Nvidia recently unveiled the Blackwell B200 GPU, a powerful chip designed for AI-related computing during its GPU Technology Conference. The B200 GPU, powered by the GB200 chip, is a significant upgrade from its predecessor, the H100 AI chip, offering improved performance and efficiency.
The GB200 chip boasts an impressive 208 billion transistors, enabling the B200 GPU to deliver 20 petaflops of FP4. In comparison to the H100 chip, the GB200 chip showcases a 30 times increase in performance for LLM inference workloads while reducing energy consumption by 25 times. The GB200 also outperforms the H100 in the GPT-3 LLM benchmark by seven times.

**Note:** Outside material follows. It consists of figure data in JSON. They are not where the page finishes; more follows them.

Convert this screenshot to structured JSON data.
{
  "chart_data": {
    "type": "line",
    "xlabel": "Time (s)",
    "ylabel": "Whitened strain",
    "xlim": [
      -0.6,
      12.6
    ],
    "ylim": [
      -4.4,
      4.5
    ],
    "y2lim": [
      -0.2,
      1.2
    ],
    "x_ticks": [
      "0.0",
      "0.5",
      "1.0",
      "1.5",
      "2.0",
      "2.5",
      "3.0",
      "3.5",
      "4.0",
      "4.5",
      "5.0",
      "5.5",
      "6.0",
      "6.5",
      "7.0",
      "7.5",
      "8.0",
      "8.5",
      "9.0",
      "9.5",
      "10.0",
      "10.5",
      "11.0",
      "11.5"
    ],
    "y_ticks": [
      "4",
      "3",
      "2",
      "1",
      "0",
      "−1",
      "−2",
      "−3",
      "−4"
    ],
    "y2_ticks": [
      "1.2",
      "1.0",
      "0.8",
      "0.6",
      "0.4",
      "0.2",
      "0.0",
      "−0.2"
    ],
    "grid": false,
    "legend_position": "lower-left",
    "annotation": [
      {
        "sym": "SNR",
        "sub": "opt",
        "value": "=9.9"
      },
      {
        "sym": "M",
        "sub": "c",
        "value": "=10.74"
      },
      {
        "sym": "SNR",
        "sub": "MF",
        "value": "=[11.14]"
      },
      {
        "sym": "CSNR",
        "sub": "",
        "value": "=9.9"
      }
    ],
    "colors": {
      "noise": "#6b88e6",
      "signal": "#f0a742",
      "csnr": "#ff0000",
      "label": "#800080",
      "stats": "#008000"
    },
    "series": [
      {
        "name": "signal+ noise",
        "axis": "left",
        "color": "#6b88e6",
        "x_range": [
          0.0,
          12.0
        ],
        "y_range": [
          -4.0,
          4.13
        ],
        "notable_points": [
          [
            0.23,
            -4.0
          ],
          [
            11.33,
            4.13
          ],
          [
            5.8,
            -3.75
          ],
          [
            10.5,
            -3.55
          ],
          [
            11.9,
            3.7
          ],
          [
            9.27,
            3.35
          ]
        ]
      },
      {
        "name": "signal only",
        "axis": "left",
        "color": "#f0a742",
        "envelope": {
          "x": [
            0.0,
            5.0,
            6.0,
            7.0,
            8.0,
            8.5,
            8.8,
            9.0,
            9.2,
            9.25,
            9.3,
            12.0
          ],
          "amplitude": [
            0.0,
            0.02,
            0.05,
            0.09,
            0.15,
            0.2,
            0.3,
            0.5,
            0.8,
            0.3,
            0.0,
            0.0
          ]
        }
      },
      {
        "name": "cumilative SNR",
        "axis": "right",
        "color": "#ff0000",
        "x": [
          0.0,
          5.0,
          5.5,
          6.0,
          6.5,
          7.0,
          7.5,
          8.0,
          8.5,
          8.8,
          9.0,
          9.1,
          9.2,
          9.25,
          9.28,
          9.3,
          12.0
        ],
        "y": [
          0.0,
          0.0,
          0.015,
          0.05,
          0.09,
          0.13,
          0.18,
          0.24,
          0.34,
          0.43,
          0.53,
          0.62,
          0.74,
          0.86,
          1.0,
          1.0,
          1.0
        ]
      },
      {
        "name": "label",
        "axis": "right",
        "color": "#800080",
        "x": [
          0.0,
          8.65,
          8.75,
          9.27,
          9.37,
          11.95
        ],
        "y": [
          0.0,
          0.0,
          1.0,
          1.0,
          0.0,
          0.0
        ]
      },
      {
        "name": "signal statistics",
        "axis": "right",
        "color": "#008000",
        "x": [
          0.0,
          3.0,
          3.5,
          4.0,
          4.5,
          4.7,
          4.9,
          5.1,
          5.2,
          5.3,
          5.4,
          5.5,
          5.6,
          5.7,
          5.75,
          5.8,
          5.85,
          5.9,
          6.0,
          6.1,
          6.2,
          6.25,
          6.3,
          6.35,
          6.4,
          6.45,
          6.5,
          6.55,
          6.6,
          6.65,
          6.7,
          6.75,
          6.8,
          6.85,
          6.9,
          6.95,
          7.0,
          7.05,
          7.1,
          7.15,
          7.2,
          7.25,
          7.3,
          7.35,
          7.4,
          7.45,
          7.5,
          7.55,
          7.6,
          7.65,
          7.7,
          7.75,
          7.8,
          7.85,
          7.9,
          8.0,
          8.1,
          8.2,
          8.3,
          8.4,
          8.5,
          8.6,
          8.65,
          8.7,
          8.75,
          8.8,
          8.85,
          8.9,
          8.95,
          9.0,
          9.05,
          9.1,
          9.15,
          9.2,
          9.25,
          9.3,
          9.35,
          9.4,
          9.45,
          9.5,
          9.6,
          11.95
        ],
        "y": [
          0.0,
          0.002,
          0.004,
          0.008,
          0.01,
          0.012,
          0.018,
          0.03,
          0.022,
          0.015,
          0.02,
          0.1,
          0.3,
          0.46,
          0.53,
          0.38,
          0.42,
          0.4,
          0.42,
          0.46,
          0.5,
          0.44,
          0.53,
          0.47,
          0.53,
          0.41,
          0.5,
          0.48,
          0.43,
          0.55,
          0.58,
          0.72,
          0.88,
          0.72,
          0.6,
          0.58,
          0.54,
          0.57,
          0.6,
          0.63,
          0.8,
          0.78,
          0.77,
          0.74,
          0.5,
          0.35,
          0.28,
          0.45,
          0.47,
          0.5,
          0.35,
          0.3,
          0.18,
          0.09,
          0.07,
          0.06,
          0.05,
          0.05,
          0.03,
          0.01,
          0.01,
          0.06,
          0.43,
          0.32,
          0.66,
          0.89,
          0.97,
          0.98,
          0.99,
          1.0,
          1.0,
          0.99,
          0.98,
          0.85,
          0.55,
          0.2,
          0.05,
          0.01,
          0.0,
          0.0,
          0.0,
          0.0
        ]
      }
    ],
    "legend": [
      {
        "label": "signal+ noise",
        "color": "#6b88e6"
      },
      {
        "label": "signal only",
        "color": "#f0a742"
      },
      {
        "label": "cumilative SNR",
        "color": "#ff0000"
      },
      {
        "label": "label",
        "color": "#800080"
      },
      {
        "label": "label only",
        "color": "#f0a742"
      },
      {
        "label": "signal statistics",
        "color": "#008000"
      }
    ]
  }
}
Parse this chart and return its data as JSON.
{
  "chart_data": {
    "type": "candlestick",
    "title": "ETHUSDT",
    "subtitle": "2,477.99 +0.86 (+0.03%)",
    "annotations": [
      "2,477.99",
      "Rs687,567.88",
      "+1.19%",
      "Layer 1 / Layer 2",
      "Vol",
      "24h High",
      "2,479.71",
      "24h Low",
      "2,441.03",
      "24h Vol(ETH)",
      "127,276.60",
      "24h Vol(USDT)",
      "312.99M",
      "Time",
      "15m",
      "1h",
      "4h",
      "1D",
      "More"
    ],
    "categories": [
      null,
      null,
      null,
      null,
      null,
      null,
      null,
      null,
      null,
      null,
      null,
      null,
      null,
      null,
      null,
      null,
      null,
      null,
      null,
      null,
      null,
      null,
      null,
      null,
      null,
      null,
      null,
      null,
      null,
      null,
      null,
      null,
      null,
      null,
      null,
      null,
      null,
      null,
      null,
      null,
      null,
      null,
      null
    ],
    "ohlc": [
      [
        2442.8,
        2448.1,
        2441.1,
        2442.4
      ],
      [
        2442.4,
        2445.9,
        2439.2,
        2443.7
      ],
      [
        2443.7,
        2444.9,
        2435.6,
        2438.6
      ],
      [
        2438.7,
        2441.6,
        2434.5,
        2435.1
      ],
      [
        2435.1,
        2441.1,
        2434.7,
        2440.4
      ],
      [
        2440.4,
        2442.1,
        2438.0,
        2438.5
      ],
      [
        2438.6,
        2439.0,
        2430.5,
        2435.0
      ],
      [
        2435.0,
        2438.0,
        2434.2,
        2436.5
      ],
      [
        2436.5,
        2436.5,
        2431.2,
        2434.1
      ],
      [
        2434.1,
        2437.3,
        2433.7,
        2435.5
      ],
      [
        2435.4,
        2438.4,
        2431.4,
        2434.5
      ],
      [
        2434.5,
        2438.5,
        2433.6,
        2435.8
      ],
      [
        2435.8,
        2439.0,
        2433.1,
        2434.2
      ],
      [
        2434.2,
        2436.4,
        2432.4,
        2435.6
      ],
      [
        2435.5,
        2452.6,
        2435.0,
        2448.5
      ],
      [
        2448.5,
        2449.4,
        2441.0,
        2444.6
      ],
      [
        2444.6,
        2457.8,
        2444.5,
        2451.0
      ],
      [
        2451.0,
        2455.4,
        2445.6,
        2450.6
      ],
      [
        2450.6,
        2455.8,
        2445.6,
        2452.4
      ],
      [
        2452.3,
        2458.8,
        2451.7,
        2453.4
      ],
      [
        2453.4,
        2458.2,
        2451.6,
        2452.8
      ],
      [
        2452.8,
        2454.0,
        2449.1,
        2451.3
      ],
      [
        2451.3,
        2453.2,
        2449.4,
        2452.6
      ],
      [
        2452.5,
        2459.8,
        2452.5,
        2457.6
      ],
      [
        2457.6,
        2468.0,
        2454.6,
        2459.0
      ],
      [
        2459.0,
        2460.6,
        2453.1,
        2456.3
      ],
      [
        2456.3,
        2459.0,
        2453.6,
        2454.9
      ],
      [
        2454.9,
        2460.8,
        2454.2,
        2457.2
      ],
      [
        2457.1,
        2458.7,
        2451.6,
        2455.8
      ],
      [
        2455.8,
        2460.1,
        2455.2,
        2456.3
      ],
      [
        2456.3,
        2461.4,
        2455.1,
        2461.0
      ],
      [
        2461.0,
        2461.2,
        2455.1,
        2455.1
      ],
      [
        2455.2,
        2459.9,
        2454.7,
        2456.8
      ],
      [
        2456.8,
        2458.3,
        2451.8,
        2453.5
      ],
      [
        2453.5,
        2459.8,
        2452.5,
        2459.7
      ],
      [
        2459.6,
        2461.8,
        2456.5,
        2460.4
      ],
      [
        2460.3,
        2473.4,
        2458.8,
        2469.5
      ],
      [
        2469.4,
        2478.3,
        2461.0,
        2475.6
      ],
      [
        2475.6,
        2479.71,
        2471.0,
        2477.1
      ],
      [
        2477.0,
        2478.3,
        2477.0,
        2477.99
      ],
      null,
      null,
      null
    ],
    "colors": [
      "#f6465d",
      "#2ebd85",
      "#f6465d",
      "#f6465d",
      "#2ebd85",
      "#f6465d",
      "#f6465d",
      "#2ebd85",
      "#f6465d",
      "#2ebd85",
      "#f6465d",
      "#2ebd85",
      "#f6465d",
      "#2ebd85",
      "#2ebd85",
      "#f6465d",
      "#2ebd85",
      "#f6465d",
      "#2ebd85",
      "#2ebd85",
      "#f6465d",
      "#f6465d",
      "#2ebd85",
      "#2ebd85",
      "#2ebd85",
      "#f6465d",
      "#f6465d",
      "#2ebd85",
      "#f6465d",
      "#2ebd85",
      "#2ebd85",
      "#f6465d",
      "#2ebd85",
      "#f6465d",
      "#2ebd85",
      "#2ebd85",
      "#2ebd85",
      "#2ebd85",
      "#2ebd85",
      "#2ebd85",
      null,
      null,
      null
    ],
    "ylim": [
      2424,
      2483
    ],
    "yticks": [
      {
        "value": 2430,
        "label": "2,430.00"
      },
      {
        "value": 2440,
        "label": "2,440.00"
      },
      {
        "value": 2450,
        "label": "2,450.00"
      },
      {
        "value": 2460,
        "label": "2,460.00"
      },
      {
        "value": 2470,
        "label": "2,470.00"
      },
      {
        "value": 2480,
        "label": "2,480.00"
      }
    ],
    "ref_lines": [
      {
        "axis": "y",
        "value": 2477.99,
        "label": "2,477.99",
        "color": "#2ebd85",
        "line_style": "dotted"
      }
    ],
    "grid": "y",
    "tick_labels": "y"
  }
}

To illustrate the enhanced capabilities of the B200 GPU, training a model with 1.8 trillion parameters would require 8,000 Hopper GPUs and 15 megawatts of power. In contrast, a set of just 2,000 Blackwell GPUs can achieve the same task using only 4 megawatts.
Addressing the issue of communication efficiency, Nvidia developed a new network switch chip with 50 billion transistors, capable of supporting 576 GPUs with a bidirectional bandwidth of 1.8 TB/s. This innovation aims to optimize communication between GPUs and reduce the time spent on computing.
Nvidia is providing a comprehensive solution for companies interested in leveraging the power of the GB200 chip. For example, the NVL72 rack can accommodate 36 CPUs and 72 GPUs in a single liquid-cooled unit. Additionally, the DGX Superpod for DGX GB200 combines multiple NVL72 systems, offering 288 CPUs, 576 GPUs, and 240TB of memory.
Major tech companies like Oracle, Amazon, Google, and Microsoft have already expressed plans to incorporate the NVL72 racks into their cloud services. It is anticipated that the GPU architecture utilized in the Blackwell B200 GPU will serve as the foundation for the upcoming RTX 5000 series, further enhancing AI computing capabilities.